A 1-cup serving delivers nearly twice the protein and dietary fiber of the same size serving of plain rice. Try black beans, garbanzo beans and pinto beans, too.
Snack on a Sweet Potato
Instead of chips, go for a healthy microwaved sweet potato. Wash and peel the potato. Pierce it with a fork or sharp knife so steam will escape when cooking. Dampen a white paper towel and wrap it around the potato. Microwave on high for 5 minutes or until a knife can be easily inserted into center. Let cool 2-3 minutes. Slice and enjoy topped with a spoonful of tomato salsa, sour cream or plain yogurt.
Chunky-licious Pasta Sauce
Pour 1 cup of plain tomato sauce (preferably no-salt-added) in small saucepan and simmer.
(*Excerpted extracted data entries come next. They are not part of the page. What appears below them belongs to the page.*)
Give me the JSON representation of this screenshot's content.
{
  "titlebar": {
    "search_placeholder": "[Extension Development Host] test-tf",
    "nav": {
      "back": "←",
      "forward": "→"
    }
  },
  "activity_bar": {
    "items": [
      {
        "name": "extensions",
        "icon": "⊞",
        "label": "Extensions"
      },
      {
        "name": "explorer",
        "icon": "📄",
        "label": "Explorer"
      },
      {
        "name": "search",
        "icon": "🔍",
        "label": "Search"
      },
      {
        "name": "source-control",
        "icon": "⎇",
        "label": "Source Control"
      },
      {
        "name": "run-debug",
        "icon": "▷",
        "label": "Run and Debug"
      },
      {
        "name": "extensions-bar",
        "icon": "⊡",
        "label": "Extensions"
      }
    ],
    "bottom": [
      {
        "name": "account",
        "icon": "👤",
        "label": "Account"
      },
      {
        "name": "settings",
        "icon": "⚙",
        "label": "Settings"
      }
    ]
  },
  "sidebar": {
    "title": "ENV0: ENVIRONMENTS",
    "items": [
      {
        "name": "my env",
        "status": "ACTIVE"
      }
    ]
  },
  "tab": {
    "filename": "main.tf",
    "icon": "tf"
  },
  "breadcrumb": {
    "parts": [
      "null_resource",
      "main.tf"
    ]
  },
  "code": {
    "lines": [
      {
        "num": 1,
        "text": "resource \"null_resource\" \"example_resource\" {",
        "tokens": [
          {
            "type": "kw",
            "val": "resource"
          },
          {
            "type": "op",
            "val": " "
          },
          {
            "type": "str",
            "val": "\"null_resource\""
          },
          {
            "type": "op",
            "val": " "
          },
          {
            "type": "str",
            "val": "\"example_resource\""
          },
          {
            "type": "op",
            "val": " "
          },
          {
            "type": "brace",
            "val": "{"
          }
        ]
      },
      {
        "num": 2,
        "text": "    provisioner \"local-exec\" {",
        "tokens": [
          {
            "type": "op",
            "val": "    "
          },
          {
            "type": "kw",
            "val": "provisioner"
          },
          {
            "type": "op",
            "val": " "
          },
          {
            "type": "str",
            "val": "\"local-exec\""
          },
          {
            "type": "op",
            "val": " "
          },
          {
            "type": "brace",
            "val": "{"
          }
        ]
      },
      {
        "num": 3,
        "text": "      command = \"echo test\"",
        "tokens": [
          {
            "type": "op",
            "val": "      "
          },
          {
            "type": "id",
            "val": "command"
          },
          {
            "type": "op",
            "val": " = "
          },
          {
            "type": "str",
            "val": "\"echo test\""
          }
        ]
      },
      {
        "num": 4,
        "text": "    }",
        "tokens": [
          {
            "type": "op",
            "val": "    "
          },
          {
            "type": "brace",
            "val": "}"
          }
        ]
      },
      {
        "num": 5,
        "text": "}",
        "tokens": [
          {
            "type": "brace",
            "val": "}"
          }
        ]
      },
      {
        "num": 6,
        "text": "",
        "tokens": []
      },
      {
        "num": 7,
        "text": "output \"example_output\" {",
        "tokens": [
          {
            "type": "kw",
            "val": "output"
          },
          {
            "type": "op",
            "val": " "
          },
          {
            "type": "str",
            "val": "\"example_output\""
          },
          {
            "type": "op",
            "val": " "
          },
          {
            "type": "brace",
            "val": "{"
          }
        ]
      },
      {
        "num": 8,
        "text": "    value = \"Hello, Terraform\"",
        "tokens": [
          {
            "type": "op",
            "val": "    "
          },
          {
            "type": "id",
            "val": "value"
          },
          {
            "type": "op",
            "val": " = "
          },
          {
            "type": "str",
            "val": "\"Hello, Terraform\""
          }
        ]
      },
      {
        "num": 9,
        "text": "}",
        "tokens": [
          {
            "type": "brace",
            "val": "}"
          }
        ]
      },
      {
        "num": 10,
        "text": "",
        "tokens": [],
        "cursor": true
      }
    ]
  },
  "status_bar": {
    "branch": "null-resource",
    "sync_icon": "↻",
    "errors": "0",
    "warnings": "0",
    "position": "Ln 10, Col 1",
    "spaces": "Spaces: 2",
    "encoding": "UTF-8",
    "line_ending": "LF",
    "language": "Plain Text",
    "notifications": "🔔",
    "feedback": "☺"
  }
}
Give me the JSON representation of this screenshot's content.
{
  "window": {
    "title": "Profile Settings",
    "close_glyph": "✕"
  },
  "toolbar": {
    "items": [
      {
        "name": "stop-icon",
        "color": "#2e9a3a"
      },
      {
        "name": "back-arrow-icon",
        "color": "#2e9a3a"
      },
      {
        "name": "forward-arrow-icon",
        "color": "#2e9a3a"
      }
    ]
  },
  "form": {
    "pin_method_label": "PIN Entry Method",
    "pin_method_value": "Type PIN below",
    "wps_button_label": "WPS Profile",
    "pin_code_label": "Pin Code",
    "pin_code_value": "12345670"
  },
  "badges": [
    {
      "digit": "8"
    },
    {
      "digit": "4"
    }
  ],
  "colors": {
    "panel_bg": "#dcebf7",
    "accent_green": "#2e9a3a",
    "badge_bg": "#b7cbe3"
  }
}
Add 1 cup of frozen chopped broccoli and 1/2 cup frozen peas and carrots. Simmer 5-7 minutes until vegetables are thawed and heated. Meanwhile, cook 1/2 cup dry whole-wheat rotini or other small pasta according to package directions. After draining, top with sauce.
Preheat the oven to 350 degrees. Open a 4-ounce can of sliced mushrooms, rinse to remove salt and drain. Finely chop mushrooms and mix with 1/3 cup (3-ounces) lean raw ground beef or turkey. Form into a patty and bake 35-40 minutes, until no pink remains in center. The mushroom burger has about 30 percent fewer calories, fat, cholesterol and sodium than an all-meat burger of the same size. Freeze unused meat in individual portions.